Una forte ribellione nei confronti di colui che calunnia, dice falsità sul conto di persone oneste e morigerate. Tanto un domani dovrà rendere conto a colui al quale si presenterà. Non è eterno su questa terra e ciò dovrebbe servire da monito. Una lirica che si rispecchia in alcune situazioni che si vedono spesso attorno a noi. Il mio elogio!
Assolutamente condivisibile il messaggio della poetessa. Quanto male si fa per il puro e insano piacere di farlo. Quante cose si dicono per ferire e per gioire della sofferenza altrui. L'autrice con uno stile chiaro, sincero e assi diretto punta il dito nei confronti di quelle persone che non hanno ancora imparato che abbiamo una sola vita e che il tempo impiegato per fare del male è tempo sprecato, tolto all'amore e alla gioia. Quando ci si renderà conto di questo potrebbe essere troppo tardi. Un bel lavoro che ricorderò.
ce ne sono di linque biforcute... brava l'autrice che in versi incisivi le descrive magistralmente... calunniatori, gente invidiosa che in silenzio striscia come serpente bisbigliando maldicenze ...mi é venuto in mente Il barbiere di Siviglia "la calunnia un venticello"...ottima il mio sincero elogio
si offende sempre l'animo senza pensare alle sentenze del cuore... poesia- verità ove una parola ferisce e mille abbracciano poi...
La poetessa ci fa pensare al tema della maldicenza che puó, con poco sforzo e molte insinuazioni ed allusioni, letteralmente distruggere molte esistenze. É un male oscuro figlio dell'invidia, contro cui difficilmente si può vincere. Versi sentiti e condivisi in pieno!
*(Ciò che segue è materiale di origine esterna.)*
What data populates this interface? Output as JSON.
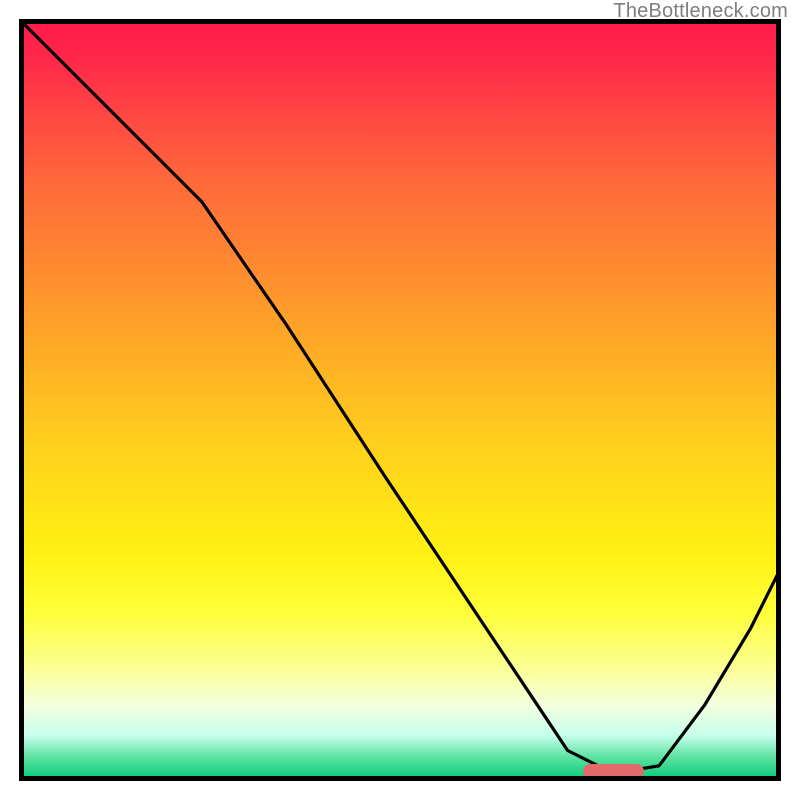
{
  "watermark": "TheBottleneck.com",
  "chart_data": {
    "type": "line",
    "title": "",
    "xlabel": "",
    "ylabel": "",
    "xlim": [
      0,
      100
    ],
    "ylim": [
      0,
      100
    ],
    "background": "rainbow-gradient-red-to-green",
    "series": [
      {
        "name": "curve",
        "x": [
          0,
          8,
          16,
          24,
          35,
          48,
          60,
          68,
          72,
          78,
          84,
          90,
          96,
          100
        ],
        "y": [
          100,
          92,
          84,
          76,
          60,
          40,
          22,
          10,
          4,
          1,
          2,
          10,
          20,
          28
        ]
      }
    ],
    "marker": {
      "name": "highlight-bar",
      "x_center_pct": 78,
      "width_pct": 8,
      "y_pct": 1.2,
      "color": "#e26a6a"
    }
  }
}
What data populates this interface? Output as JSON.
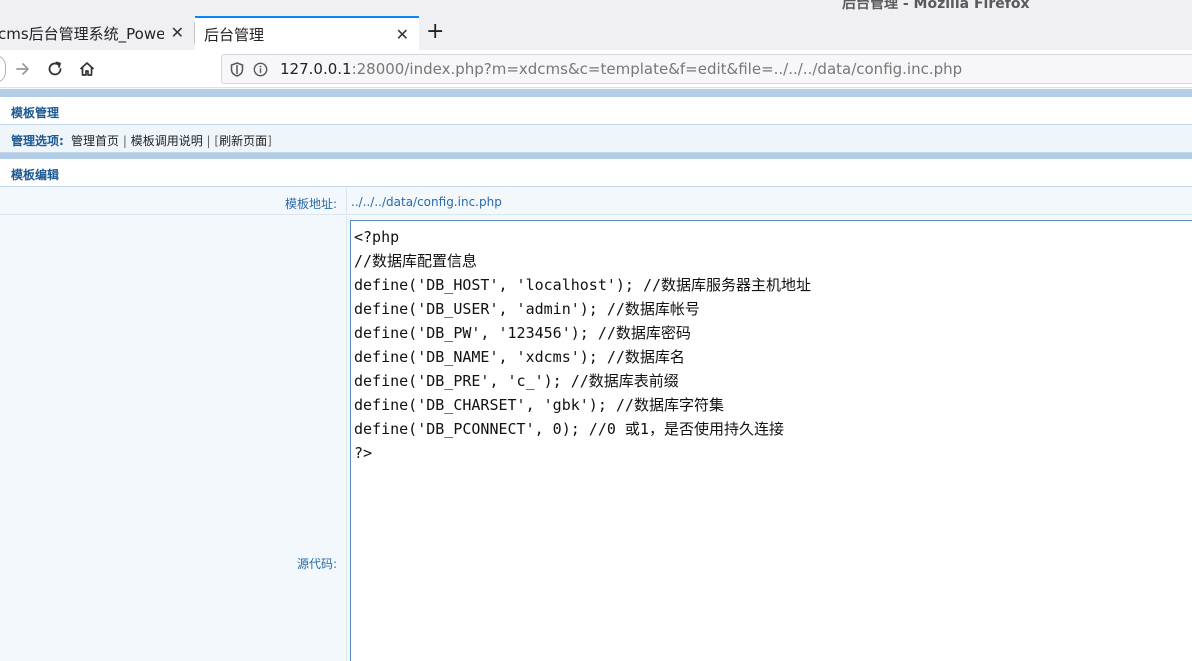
{
  "window": {
    "title": "后台管理 - Mozilla Firefox"
  },
  "tabs": [
    {
      "label": "cms后台管理系统_Power",
      "close": "✕"
    },
    {
      "label": "后台管理",
      "close": "✕"
    }
  ],
  "new_tab": "+",
  "icons": {
    "back": "back-arrow-icon",
    "forward": "forward-arrow-icon",
    "reload": "reload-icon",
    "home": "home-icon",
    "shield": "tracking-shield-icon",
    "info": "site-info-icon"
  },
  "urlbar": {
    "host": "127.0.0.1",
    "rest": ":28000/index.php?m=xdcms&c=template&f=edit&file=../../../data/config.inc.php"
  },
  "page": {
    "section1_title": "模板管理",
    "options_label": "管理选项:",
    "options": {
      "home": "管理首页",
      "sep1": " | ",
      "help": "模板调用说明",
      "sep2": " | [",
      "refresh": "刷新页面",
      "end": "]"
    },
    "section2_title": "模板编辑",
    "addr_label": "模板地址:",
    "addr_value": "../../../data/config.inc.php",
    "code_label": "源代码:",
    "code": "<?php\n//数据库配置信息\ndefine('DB_HOST', 'localhost'); //数据库服务器主机地址\ndefine('DB_USER', 'admin'); //数据库帐号\ndefine('DB_PW', '123456'); //数据库密码\ndefine('DB_NAME', 'xdcms'); //数据库名\ndefine('DB_PRE', 'c_'); //数据库表前缀\ndefine('DB_CHARSET', 'gbk'); //数据库字符集\ndefine('DB_PCONNECT', 0); //0 或1，是否使用持久连接\n?>"
  }
}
Un vecchio detto paesano dice: "La lingua non ha osso, ma rompe le ossa"La lingua biforcuta la usano coloro che sono invidiosi e che alimentano dissidi. Poesia di grande significato.
La maldicenza nasce dall'invidia un sentimento negativo, capace di annientare la persona a cui è rivolto, ma certamente porta a vivere chi lo prova in uno stato di scontentezza e di diffidenza. Ben dice l'autrice " è un tarlo sul cuore". Condivido il moto di ribellione che pervade ogni singolo verso.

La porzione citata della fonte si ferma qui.